三浦春馬さん遺作『カネ恋』が描く、20代のお金と恋愛。生活は質素だが“推し”には散財
完璧な玲子に見えた一瞬のほころび?
玲子と慶太、そして板垣に加えて『カネ恋』の重要なキャラクターとなるのが、玲子が「昔通っていたテニススクールの先輩」だという早乙女健(三浦翔平)だ。彼は「お金の専門家」としてテレビ番組でもコメンテーターを務めるイケメン男子という役柄で、玲子は彼の講演会に足繁く通うファンだった。
第1話のラストでは、清く質素な生活を送っているはずの玲子がその早乙女にとんでもなく貢いでいることが明らかになる。慶太のお金づかいの荒さにあれだけイライラしていた玲子が、早乙女にはチョコやワイン、安眠グッズなどをたっぷりと進呈……。

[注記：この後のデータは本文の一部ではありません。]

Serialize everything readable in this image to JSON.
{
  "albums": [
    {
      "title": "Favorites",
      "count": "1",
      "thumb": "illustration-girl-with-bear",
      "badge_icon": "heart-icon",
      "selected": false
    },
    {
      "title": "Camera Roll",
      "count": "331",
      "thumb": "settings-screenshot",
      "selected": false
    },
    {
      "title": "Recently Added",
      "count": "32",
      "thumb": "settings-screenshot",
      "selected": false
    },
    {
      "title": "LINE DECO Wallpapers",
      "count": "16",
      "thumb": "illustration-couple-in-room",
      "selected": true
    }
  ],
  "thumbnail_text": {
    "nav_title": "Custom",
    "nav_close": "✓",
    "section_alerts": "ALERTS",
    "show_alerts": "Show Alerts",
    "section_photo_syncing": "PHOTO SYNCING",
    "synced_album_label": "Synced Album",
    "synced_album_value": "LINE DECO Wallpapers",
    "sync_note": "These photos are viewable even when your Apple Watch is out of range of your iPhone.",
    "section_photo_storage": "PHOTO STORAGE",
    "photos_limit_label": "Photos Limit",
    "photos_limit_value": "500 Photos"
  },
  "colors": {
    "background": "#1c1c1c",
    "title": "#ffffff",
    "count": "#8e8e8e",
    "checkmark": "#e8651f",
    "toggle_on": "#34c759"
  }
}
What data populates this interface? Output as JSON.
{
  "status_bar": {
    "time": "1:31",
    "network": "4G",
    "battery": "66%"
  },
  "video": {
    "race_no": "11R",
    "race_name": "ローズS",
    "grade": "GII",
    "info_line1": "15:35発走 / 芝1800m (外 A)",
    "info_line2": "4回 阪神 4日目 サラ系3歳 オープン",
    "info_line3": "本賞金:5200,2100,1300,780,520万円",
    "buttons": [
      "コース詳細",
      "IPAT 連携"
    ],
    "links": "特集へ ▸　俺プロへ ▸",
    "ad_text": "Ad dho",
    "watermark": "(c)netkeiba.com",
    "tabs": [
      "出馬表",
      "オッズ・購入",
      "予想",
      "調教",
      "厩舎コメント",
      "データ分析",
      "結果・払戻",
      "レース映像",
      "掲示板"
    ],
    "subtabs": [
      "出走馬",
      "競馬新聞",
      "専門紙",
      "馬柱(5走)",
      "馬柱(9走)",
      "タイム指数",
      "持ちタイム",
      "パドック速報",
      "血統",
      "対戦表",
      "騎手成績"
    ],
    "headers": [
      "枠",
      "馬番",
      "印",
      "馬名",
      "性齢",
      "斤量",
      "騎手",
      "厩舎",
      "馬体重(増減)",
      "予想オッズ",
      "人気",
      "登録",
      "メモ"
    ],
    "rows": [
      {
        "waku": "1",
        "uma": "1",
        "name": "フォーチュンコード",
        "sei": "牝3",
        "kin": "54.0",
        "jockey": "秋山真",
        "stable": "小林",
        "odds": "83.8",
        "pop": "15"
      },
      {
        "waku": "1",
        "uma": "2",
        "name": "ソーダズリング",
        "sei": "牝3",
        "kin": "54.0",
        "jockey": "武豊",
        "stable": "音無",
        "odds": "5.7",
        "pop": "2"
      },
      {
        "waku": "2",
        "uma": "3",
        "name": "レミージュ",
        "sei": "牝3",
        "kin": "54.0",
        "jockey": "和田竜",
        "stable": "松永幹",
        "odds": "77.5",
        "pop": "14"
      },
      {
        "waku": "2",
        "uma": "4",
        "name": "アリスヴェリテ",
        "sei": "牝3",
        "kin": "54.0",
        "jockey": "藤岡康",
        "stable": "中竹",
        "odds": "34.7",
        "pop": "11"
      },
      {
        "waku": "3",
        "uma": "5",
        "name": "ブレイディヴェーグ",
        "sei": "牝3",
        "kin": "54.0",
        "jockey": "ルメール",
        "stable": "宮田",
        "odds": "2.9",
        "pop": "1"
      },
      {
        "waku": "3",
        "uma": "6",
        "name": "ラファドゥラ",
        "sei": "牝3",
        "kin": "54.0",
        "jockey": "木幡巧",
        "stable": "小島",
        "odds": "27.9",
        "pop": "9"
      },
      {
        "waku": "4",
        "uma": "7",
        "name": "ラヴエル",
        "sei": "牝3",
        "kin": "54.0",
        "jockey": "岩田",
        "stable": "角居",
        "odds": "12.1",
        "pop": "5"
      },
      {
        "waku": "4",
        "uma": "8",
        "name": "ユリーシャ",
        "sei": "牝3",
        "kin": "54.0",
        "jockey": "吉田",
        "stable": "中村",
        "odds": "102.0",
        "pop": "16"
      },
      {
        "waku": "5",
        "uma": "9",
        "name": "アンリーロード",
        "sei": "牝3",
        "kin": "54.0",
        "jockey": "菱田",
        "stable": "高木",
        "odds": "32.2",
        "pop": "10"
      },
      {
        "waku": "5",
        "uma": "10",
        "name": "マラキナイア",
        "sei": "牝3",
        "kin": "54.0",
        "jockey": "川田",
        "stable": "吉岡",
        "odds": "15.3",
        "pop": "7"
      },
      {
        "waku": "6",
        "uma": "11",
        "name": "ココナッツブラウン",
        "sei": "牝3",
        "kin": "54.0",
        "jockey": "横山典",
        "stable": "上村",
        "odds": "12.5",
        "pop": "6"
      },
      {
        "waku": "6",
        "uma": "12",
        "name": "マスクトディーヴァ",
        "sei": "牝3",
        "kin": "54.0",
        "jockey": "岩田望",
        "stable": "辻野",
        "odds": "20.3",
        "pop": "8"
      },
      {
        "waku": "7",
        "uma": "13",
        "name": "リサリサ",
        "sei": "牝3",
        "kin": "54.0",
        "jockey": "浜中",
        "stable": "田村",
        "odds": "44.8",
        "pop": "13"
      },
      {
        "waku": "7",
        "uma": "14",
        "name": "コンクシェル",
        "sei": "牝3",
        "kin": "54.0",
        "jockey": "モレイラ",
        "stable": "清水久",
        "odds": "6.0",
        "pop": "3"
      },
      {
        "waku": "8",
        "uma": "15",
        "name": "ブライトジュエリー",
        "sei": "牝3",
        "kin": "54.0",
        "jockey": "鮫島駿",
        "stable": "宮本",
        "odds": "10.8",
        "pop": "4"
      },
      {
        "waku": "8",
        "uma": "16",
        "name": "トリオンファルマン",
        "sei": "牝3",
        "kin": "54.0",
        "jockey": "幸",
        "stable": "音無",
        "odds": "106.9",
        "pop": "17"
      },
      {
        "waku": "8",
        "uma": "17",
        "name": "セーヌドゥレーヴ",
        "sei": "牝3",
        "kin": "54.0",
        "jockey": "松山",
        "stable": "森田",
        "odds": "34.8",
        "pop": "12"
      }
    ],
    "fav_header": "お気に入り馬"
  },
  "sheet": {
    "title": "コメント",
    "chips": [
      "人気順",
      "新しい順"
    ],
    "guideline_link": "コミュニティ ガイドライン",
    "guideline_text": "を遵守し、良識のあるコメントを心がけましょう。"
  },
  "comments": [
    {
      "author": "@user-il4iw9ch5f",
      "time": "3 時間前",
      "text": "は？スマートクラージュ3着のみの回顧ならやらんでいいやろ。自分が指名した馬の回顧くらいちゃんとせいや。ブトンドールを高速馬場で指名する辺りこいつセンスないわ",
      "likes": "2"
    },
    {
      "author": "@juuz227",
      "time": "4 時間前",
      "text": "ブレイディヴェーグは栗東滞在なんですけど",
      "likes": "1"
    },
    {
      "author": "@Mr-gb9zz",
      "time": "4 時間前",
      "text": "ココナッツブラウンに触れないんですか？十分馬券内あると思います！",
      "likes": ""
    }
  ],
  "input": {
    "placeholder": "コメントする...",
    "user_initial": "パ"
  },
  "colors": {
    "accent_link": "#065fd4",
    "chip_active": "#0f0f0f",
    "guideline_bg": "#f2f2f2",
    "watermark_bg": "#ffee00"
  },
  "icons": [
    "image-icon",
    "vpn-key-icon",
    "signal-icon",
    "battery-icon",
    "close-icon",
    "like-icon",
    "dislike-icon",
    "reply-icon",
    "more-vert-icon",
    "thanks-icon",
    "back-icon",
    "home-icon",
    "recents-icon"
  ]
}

「そういうことか……」と納得してしまった人も多いかもしれない。玲子は好きな人、この場合“推し”のような早乙女の前では散財することを止められない人だったのだ。
もしかすると、ずっと一途に片思いしてきた彼がお金の専門家であるからこそ玲子はお金の扱いに人一倍気をつけ、節約へと一心に励んでいるのかもしれないとも想像できてしまう。
しかしこれもまた、現代人の消費の現実なのだろう。我慢するところでは我慢し、“推し”や“好きなもの”には最大限のお金を投資する。営業部の板垣は、お金に悩んでいることをすんなり受け入れてもらうことによって玲子に心惹かれていった。そして慶太もまた、自分とは正反対ではありながらしっかり人間らしい一面も見えた玲子が気になっていく。
「お金」と「恋」にはなんらかの相関関係がある。玲子と慶太を中心とした、第2話以降で描かれていく『カネ恋』の物語にも要注目だ。